Declare a cyber security emergency

 Around 50 organisations, including important departments of the US government, such as Treasury, State and Homeland Security, have been hacked, and for nearly nine months, without these departments or their cyber guardians being aware of the transgress. What does this mean for India and its defences against foreign attackers? Cybersecurity must go right up to the top of national security, and shoring it up taken up on an emergency basis.

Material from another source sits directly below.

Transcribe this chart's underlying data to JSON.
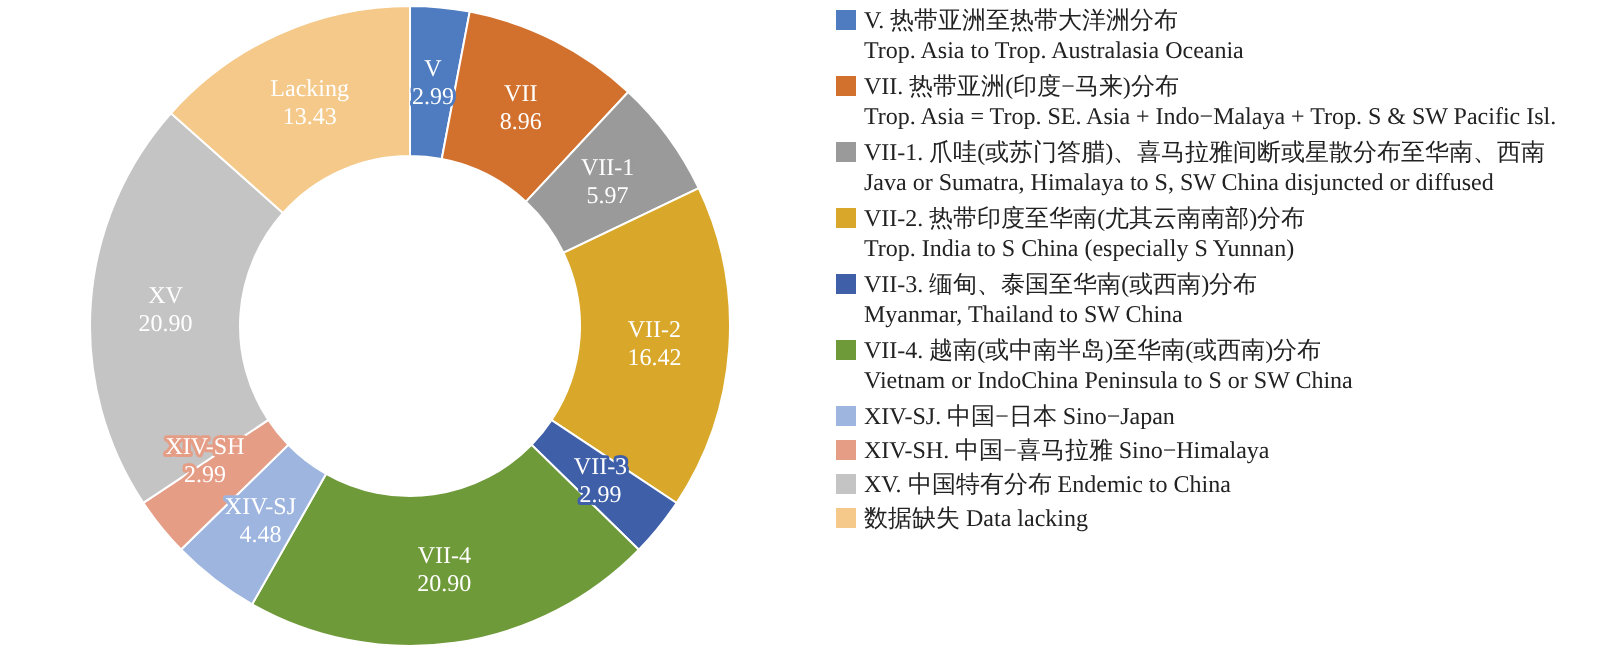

The sophisticated attack that has allowed large-scale data transfer from American government agencies, including the one that manages its nuclear arsenal, possibly to a foreign government, was managed through third-party software. Orion is a network management tool, developed and supplied by the software company SolarWinds, and the hackers embedded their piece of malware in an upgrade to Orion, which its users accepted and ran on their systems, with nary a suspicion of foul play. What this means is that software from well-trusted sources can be the medium for implanting Trojans in the target system. 

Our cybersecurity managers can take no piece of software from any company for granted. Everything is suspect, until tested and verified to be kosher. As India increasingly goes digital, our financial systems, the tax database, the computer science vs software engineering accounts in which shares are held, just about everything becomes vulnerable to cyberattacks. The enemy need not confront us with their troops or missiles or submarines: just some hanky-panky that wipes out records of share ownership or destroys the Goods and Services Tax Network and its database would.